Driving performance and driving behavior of 13 glaucoma patients (GL) and 9 healthy control subjects (CO), matched for age and sex, were compared in a fixed base driving simulator. All subjects performed 4 scenarios including nine hazardous situations in urban roads. During the driving scenarios, several driving measures were collected including reaction time to hazardous situations as well as longitudinal regulation (speed, time headway) and lateral control (lateral position, duration of lateral excursion), on curved and straight roads.
Mean binocular visual acuity (BCVA) was significantly different (p=.012) between GL (-0.13±0.14 LogMAR) and CO (-0.26±0.05 LogMAR). Compared to control subjects, glaucoma patients showed significantly longer reaction time (sec) when reacting to hazardous situations with pedestrians crossing from the left (GL: 1.59 ±0.50; CO: 0.90 ±0.26, p<.05), from the right (GL: 1.59 ±0.42; CO: 1.24 ±0.16, p<.01), and cars crossing from the left (GL: 3.14±0.53; CO: 2.72±0.23, p<.05). Analyses of driving behavioral adaptations in curved roads showed that glaucoma patients have a more inwardly lateral position (meters) in large left curves (GL: 0.22±0.27; CO: -0.14±0.26, p<.01), in small left curves (GL: 0.63±0.17; CO: 0.45±0.14, p<.05), and in small right curves (GL: -0.43±0.28; CO: -0.17±0.20, p<.05). They also had a longer mean duration of lateral excursion (sec) (GL: 3.89±8.52; CO: 0.00±0.00, p<.05) and higher number of lane crossings (GL: 1.08±2.02; CO: 0.00±0.00, p<.05). longer standard deviation of time headway (GL: 1.29±0.94; CO: 0.44±0.10, p<.05) with preceding cars compared to control subjects.

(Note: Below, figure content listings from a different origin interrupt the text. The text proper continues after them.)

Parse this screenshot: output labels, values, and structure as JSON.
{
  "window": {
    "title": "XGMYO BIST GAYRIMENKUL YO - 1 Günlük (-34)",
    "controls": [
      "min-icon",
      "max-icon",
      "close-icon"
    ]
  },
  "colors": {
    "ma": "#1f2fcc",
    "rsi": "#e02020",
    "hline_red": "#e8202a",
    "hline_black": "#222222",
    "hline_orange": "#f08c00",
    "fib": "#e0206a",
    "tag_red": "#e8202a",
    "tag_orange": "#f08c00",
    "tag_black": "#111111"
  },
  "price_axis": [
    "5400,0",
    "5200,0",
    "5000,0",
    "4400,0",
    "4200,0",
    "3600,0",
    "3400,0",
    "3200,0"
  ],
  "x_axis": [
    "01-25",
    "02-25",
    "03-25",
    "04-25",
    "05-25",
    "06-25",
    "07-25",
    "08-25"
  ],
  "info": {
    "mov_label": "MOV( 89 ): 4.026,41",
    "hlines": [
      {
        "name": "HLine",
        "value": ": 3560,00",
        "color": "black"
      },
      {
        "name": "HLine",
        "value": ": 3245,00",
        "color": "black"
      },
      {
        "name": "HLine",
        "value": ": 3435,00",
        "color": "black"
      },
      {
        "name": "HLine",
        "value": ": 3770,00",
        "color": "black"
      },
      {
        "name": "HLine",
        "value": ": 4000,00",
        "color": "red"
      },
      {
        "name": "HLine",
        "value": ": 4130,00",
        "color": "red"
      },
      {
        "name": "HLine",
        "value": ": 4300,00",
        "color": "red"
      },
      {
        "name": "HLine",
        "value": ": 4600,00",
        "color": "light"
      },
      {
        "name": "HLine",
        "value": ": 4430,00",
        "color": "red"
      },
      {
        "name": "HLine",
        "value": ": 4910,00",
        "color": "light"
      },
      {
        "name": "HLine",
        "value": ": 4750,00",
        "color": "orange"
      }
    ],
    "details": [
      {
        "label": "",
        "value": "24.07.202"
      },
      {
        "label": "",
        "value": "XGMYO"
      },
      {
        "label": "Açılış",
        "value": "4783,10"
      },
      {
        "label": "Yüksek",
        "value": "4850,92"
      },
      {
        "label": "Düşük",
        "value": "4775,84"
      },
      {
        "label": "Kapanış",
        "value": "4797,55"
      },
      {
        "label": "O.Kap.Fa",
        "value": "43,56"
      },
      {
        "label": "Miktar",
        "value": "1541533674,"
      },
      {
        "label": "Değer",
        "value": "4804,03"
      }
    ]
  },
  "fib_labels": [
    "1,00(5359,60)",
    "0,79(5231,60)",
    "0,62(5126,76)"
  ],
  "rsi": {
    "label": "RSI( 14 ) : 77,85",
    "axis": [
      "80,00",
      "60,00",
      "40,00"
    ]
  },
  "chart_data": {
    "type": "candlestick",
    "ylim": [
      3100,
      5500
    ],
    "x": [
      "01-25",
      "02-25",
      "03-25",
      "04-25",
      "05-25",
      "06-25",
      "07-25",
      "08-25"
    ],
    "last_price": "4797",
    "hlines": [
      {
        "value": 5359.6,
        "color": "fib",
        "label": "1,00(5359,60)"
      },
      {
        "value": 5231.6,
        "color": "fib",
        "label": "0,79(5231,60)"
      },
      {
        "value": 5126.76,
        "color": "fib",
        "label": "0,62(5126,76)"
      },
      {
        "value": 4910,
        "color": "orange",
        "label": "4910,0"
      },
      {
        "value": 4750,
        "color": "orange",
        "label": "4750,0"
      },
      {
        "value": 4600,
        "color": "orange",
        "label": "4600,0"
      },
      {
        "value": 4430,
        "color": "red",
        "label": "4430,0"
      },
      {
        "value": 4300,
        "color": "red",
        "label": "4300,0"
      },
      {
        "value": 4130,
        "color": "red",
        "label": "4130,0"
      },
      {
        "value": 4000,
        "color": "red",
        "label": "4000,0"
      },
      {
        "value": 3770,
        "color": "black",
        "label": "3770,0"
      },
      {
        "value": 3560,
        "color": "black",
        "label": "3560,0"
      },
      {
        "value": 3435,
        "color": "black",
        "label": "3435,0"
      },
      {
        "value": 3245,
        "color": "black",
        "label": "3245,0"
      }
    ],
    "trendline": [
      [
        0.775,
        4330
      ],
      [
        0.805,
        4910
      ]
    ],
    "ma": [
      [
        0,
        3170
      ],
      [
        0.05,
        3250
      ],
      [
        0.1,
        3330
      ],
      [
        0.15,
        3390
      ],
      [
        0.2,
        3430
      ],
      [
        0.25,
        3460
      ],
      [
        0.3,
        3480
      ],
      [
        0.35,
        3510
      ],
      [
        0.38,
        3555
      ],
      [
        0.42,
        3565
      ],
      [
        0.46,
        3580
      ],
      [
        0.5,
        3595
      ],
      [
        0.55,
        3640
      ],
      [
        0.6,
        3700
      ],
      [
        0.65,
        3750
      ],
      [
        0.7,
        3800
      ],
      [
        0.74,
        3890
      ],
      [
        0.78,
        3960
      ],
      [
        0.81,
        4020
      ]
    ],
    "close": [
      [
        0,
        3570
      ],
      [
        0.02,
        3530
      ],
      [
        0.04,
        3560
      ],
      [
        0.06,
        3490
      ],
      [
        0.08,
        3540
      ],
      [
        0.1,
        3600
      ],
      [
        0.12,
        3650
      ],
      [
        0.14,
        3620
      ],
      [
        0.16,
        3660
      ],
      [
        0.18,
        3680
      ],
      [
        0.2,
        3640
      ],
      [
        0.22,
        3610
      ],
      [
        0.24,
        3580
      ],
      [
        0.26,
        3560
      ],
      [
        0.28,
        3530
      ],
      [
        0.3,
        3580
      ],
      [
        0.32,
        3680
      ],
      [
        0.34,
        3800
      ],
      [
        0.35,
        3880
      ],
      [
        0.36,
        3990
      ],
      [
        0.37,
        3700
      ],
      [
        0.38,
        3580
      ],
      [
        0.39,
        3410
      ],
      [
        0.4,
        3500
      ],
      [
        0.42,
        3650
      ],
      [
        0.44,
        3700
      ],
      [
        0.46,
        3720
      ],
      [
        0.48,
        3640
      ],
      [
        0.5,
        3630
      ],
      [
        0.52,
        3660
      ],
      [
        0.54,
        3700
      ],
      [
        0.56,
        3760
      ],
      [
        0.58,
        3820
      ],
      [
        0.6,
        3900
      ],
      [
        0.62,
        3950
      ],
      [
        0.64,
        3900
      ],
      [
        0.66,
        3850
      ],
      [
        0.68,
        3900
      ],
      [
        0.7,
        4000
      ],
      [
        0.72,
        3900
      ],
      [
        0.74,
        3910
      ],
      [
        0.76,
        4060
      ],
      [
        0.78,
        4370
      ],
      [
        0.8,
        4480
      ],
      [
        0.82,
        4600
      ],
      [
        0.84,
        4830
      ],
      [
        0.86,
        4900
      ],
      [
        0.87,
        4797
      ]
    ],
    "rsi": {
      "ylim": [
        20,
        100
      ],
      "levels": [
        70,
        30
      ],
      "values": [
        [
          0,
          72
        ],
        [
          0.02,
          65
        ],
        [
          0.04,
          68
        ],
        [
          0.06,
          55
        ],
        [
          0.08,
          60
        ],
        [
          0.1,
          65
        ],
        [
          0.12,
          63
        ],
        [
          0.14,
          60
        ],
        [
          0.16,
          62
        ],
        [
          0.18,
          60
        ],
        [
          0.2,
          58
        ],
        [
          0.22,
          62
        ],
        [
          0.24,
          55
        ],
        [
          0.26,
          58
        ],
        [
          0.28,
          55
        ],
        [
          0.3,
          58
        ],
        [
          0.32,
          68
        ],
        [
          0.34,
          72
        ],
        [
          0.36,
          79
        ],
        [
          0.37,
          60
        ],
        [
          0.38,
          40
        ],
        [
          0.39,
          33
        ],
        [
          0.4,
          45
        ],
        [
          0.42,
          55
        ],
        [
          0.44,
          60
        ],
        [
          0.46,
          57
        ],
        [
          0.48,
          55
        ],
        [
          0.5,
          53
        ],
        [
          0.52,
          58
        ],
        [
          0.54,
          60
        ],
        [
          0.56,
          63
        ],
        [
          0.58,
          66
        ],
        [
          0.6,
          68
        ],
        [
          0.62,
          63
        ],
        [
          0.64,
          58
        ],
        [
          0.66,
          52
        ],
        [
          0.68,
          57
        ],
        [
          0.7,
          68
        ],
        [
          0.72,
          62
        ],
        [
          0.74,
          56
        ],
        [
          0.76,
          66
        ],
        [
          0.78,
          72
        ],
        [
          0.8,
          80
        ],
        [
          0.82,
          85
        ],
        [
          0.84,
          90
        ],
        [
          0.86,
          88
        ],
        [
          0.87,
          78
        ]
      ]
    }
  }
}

Our study suggests that glaucoma patients had unsafe driving attitudes in a virtual driving environment. The most problematic situations for glaucoma patients were those with small targets located in the peripheral visual field. They also showed unsafe lateral behavioral adaptation in curves and showed poor longitudinal regulation.
This abstract was presented at the 2019 ARVO Annual Meeting, held in Vancouver, Canada, April 28 - May 2, 2019.